1, one day, I went for a walk in the park with a buddy, and suddenly I found a flock of geese flying south overhead. I saw the buddy beside me crying, and I was puzzled. I was still talking and laughing just now, so I cried. So, I asked this guy what he was swollen. The elder brothers pointed to the geese on their fingers and said, don't you find that they are lined up in a word "one" for a while and a word "person" for a while, and even these stupid birds are laughing at me for being single ...
2. My friends like parties when they have nothing to do. Another friend and I have a hobby, that is, when eating chicken and duck, we especially like to eat chicken's ass or duck's ass, and sometimes we grab it at the dinner table, which is faster than anyone else. Once, he and I were eating roast duck in Quanjude. When the roast duck was just served, he grabbed the duck's butt into his mouth like an arrow when I didn't notice it. Later, I looked for it on the plate and whispered, "How come today's ducks don't have a duck's butt to pinch?" He proudly pointed to his mouth and said, "Look, here's my ass ..."
3. One day at home, I suddenly found that my mobile phone was gone. I searched my bag, every corner and the ground, but I couldn't find it. So, I sat down on the ground, took out my mobile phone from my pocket, and sent a group message to everyone: I just lost my mobile phone. If I find someone pretending to be me and telling you something with my mobile phone, don't pay attention to him ...
4. One day, when the whole class was in computer class, many students' computers crashed. Then, a classmate stood up and said, "Teacher, my computer was poisoned and crashed." At this time, many students followed suit and said, "We are also poisoned to death." The teacher was a little depressed and asked, "Is there anyone who is not dead?" A classmate proudly stood up and replied, "Yes, I'm not dead yet!" " The teacher said strangely, "The whole class is dead, so why aren't you dead?"
5. Kaifeng organized a barbecue in the wild. Zhan Zhao: I'll take care of the meat. Gongsun Ce: I'll take the barbecue. Dynasty: I'll take the dip. Mahan: I'll pay for the venue. Bao Zheng asked everyone cheerfully: What does this house cover? Gongsun Ce said: Of course, it's wrapped in black charcoal.

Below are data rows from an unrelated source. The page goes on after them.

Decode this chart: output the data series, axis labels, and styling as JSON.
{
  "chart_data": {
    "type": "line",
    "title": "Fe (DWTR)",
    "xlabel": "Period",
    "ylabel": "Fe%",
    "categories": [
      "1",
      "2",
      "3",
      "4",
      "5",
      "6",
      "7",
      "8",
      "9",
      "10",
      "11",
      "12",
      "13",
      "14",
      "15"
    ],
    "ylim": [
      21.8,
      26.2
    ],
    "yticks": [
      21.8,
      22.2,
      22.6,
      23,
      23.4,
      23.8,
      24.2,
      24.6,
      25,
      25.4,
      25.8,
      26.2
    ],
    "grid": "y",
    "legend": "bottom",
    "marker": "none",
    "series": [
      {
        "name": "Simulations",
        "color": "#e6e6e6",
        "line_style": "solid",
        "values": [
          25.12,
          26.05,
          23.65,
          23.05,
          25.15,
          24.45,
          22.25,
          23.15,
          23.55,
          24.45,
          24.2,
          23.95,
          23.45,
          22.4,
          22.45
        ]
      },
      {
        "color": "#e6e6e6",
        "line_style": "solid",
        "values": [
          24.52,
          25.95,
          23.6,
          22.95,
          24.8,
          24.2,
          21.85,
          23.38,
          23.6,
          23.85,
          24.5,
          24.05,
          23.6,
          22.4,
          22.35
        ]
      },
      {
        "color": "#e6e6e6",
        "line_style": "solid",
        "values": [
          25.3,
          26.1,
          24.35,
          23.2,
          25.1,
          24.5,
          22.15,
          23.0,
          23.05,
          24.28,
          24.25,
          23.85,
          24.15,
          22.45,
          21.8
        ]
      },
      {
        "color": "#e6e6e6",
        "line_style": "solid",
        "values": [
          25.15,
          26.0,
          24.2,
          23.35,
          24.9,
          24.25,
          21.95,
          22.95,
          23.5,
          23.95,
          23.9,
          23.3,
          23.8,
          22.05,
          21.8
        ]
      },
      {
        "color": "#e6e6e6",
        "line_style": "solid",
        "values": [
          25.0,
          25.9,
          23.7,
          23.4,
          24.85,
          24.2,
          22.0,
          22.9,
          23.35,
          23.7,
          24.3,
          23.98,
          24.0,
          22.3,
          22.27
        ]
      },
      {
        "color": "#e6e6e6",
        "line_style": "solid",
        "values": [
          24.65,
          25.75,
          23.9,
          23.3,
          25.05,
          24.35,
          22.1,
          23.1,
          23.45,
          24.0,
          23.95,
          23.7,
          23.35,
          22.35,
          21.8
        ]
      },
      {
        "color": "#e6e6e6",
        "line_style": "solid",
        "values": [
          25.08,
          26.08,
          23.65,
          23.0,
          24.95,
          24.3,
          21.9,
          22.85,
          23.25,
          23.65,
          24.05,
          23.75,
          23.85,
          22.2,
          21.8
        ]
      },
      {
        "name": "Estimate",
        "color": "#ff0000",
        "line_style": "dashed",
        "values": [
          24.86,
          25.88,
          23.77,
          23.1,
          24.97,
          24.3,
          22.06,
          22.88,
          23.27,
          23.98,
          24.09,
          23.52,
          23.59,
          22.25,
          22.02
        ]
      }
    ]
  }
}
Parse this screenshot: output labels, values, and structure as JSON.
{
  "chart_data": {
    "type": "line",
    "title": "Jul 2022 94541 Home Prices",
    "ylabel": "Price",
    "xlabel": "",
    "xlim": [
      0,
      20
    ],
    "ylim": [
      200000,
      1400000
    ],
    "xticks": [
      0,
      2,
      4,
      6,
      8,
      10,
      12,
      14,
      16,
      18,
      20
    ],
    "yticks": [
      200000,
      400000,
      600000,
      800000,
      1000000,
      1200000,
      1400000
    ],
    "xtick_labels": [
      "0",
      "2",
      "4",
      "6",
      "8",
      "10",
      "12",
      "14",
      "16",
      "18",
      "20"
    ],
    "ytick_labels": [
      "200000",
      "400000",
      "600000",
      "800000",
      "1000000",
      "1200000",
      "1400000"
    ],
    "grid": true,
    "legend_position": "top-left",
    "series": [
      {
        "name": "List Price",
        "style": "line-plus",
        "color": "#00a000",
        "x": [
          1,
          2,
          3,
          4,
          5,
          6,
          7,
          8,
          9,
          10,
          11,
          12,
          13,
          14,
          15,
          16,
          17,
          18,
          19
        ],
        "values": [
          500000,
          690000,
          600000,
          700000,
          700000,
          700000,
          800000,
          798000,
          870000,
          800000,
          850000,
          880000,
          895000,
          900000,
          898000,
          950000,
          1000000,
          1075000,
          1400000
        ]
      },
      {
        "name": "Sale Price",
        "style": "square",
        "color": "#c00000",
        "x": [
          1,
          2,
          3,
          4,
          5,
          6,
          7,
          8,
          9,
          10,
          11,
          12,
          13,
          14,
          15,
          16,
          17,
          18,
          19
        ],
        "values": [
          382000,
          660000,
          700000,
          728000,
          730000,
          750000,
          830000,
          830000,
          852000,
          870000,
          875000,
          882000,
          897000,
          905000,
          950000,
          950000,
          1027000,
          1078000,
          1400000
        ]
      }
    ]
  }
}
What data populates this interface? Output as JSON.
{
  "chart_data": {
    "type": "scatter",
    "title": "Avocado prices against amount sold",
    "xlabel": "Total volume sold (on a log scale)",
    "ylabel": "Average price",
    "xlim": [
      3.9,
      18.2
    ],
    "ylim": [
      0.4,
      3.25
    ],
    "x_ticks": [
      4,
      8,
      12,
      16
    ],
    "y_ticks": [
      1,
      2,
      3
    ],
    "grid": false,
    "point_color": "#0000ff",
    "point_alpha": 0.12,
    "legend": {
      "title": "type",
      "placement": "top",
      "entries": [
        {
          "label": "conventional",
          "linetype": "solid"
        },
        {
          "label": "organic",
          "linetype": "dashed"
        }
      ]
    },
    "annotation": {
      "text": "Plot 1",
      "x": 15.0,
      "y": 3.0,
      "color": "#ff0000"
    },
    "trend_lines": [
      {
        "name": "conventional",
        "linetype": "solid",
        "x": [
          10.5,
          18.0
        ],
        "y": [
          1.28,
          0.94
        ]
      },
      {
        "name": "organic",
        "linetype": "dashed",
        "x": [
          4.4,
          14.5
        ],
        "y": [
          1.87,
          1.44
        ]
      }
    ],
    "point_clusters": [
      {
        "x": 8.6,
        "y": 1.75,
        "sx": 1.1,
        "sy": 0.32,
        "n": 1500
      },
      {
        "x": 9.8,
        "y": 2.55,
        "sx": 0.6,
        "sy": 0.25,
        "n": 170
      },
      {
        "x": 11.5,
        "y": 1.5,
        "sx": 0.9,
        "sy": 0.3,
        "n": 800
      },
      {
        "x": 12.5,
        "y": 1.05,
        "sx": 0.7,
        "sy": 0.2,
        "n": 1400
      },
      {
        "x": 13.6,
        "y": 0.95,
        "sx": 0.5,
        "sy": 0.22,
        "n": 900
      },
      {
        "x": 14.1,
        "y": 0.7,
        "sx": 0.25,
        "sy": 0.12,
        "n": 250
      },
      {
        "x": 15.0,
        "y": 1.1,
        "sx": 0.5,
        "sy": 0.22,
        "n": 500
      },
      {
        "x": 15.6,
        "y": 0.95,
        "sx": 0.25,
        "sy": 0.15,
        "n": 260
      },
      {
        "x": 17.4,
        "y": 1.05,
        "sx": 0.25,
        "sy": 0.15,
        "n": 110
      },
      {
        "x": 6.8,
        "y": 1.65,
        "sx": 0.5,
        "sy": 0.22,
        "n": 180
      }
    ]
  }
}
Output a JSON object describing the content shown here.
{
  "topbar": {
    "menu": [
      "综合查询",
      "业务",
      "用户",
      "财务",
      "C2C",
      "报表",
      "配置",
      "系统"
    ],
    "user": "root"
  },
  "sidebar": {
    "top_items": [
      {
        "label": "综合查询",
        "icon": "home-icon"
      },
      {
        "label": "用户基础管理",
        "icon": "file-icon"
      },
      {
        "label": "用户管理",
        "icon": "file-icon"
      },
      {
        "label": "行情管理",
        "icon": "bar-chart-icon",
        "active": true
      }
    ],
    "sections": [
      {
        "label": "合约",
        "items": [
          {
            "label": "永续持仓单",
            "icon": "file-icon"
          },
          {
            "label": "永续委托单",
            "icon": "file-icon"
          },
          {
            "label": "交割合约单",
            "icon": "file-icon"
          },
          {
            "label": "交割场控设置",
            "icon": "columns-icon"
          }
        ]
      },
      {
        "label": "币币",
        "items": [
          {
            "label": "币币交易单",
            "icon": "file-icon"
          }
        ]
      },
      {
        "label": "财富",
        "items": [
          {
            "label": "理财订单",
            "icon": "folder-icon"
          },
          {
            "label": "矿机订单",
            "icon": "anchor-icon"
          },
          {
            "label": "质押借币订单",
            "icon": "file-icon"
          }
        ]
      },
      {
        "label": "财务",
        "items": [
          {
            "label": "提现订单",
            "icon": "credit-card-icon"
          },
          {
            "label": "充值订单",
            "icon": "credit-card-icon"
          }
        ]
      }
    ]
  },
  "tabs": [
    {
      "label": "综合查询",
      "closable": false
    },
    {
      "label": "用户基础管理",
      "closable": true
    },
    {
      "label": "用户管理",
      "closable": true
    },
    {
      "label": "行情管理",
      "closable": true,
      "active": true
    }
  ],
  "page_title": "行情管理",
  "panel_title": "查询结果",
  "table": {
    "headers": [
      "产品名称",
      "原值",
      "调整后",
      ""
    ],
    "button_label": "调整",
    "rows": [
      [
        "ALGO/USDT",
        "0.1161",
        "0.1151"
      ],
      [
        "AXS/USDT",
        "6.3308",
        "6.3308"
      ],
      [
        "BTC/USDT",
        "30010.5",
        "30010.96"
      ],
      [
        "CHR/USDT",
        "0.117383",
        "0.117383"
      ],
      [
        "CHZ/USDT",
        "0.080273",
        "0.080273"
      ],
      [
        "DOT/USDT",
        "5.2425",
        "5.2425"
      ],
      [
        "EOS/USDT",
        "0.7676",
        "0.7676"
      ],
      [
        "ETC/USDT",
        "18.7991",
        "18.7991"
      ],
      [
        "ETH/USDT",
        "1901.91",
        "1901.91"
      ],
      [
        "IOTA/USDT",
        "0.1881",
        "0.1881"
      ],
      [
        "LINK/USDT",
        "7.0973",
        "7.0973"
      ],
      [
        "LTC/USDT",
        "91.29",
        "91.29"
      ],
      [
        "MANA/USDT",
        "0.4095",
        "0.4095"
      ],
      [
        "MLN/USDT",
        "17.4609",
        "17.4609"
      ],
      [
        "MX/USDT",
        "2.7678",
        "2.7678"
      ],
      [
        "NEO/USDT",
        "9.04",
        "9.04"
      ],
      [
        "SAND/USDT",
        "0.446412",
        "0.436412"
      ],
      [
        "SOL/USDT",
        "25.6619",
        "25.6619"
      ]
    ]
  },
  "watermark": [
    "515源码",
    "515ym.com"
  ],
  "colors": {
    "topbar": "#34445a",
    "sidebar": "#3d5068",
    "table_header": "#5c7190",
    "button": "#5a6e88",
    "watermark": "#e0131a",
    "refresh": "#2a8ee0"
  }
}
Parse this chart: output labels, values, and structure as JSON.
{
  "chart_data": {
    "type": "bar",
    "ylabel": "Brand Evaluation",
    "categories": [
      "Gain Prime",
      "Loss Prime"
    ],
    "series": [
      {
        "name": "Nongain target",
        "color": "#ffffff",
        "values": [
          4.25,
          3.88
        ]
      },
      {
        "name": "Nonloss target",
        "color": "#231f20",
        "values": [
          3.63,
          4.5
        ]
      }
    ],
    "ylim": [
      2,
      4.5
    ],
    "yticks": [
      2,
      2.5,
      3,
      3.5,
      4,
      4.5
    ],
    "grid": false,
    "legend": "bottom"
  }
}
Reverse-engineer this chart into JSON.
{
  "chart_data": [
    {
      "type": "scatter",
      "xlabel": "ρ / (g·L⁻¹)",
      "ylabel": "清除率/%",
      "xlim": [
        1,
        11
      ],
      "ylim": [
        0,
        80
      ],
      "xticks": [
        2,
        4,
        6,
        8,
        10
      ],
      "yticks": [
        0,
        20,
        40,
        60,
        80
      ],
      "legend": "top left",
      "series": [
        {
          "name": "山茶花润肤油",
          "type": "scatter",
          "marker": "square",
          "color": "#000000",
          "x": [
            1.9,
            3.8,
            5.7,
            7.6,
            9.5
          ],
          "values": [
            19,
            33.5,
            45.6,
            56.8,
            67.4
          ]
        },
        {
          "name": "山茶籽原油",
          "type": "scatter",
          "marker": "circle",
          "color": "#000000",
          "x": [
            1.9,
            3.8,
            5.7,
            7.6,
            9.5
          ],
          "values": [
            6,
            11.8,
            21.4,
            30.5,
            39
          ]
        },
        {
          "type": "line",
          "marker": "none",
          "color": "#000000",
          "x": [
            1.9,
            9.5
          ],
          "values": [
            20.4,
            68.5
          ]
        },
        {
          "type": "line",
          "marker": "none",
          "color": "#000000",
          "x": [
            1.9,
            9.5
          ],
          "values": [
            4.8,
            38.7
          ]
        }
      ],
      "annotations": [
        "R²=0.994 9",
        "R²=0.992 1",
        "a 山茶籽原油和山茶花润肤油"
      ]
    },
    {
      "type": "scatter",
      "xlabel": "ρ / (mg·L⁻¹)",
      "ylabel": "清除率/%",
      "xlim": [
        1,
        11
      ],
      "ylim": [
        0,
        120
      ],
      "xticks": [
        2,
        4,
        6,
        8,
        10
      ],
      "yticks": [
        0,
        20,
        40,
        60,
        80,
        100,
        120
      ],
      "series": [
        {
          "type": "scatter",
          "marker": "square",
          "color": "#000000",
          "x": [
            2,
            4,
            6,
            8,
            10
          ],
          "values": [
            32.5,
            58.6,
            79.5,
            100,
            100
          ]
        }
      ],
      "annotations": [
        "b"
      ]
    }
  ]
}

6. Many people like to pretend that they don't understand this set in their daily life. For example, when they sell waste products, they deliberately gather together to see the weight, and when they buy watermelons, they pretend to learn from others. Today, I came across such an interesting thing. When I bought watermelons, I saw a big sister next to me professionally picking up half a watermelon and putting it by her ear, listening while shooting. Brother hawker looked at her blankly for a while: Elder sister, my watermelon has been cut, why are you still patting it?
7. I remember a summer long ago, I followed my cousin to work at the construction site. At that time, the food was really bad. After work that night, I made some tofu from the canteen and bean sprouts went back to the dormitory. No sooner had I eaten than my cousin came and said that my cousin went out to eat. I was so excited that I quickly threw the food into the trash can. I followed my cousin out of the door. My cousin said it was too hot in the room. Come out to eat and cool down. ...
8. The female accountant in the company has always been serious, so she won't resign ... The boss held a small meeting to see her off ... The boss made all kinds of pleasantries, boasted a lot ... The accountant stood there all the time and smiled occasionally ... After the boss finished his speech, he said to her: Here, let's say a few words ... Accounting: I'll just say one word! Accounting: Boss, you didn't give me the breakfast and money I brought you last time!
9. My buddy talked with his girlfriend for several years, and never touched her during the period. She said that the first time was on the wedding night today, and she finally got married. Seeing her put on a wedding dress, my buddy was very happy! The emcee said to him, now you can wear it for your beautiful bride. Put on the ring, if you take the left leg first, you will have a son in the future, and vice versa! My buddy wants a twin, so he's going to jump over with his legs. Just then, his wife stopped him and said, take your left leg, or it won't work!
10, the eldest son suddenly asked his grandfather: If you caught a few pandas in the early years of liberation, our family would become a rich man now! I followed suit: Yes, then I am a rich second generation. Dad: Come on, I used to eat bark and leaves to dig bamboo shoots myself, so I would let it compete with me for food. I've already stewed it.